オランジュに帰ってからは、また忙しい毎日だ。取引先に頭を下げ、仕事を受け、服や生地を従業員達に作ってもらう。それから商品の確認と出荷の確認と、それが終われば卓上の書類の山と格闘だ。従業員の皆はよく働いてくれる。彼らは私の財産だ。
『旦那さん、働き過ぎではないかい?』
『私はまだまだ若い。ローグ爺さんに負けてられないよ。』
『旦那さん、最近あんたのお祖父さまに似てきたねぇ……ほっほっほ。だけど旦那さん、ミシェルちゃんが心配しとるよ?ほらっ、帰った帰った。』
という具合に毎日、祖父の時代から働いてくれている心配屋さんのローグ爺さんに追い出されるように家路につく。仕事に追われると時間を忘れてしまうのは私の悪い癖だ。
そんな私の帰りを愛娘は毎日毎日待っていてくれている。愛娘の太陽のような笑顔を見れば疲れも吹き飛んだ。
そうして1日の最後にミシェルを寝室に送ったら私も寝室に入る。明日のスケジュールを確認し、着て行くフロックコートと帽子を衣紋掛けに吊るしておく。
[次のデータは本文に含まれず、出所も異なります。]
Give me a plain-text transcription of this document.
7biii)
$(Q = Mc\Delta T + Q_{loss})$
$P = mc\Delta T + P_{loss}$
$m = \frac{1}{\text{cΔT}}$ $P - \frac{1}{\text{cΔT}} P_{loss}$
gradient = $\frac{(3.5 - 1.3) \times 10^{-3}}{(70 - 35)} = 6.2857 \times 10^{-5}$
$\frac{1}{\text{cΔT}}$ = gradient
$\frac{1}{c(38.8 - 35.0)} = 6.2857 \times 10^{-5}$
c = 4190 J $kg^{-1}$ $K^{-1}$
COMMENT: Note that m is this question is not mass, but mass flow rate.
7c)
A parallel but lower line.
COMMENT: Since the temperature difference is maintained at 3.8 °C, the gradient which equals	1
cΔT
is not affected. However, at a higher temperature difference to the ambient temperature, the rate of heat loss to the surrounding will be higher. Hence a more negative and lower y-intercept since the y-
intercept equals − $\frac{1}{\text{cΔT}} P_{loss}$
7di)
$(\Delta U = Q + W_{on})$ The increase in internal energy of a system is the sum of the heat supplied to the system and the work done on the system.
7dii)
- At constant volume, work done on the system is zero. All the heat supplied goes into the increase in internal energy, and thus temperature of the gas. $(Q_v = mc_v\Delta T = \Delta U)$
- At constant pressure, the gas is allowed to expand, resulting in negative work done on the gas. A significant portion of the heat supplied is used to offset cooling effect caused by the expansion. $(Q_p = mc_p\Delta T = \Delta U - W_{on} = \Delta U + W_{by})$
『……ミシェルはますます君に似てきたよ。きっと、将来は誰もが見惚れてる美人になる。……おやすみ。』
たった1枚残った"彼女"との写真。まだ赤ん坊のミシェルとの3人で映った大切な写真だ。
"彼女"に話しかけて、私の1日は終わる。
忙しくも幸せな私の日常。
ただ、少し違うのはミシェルが以前よりも良く笑うようになったことか。買い与えた人形をモニカと名付けて可愛がっている。
愛娘の笑顔が増えた事は何より嬉しい。
ミシェルはモニカ人形といつも一緒で、学校やお勉強以外の時間の殆どをモニカ人形とすごしているらしい。
休日に遊んでるミシェルを見たが、モニカ人形が本当に生きているようだった。まるで姉妹のよう。
それと以前と違う事がもう一つ。
度々、愛娘がひどく不安そうな顔をして私のベッドに潜り込んで来たり、早朝に私の顔を見るや否や抱きついて来たり。
そういう時、私は娘を抱きしめてあげる事しか出来ない。落ち着くまで側にいる事で精一杯だ。
毎晩、悲しい夢を見ているようだった。
母親を早くに亡くし、家では1人でいる事が多いからか、その反動かもしれない。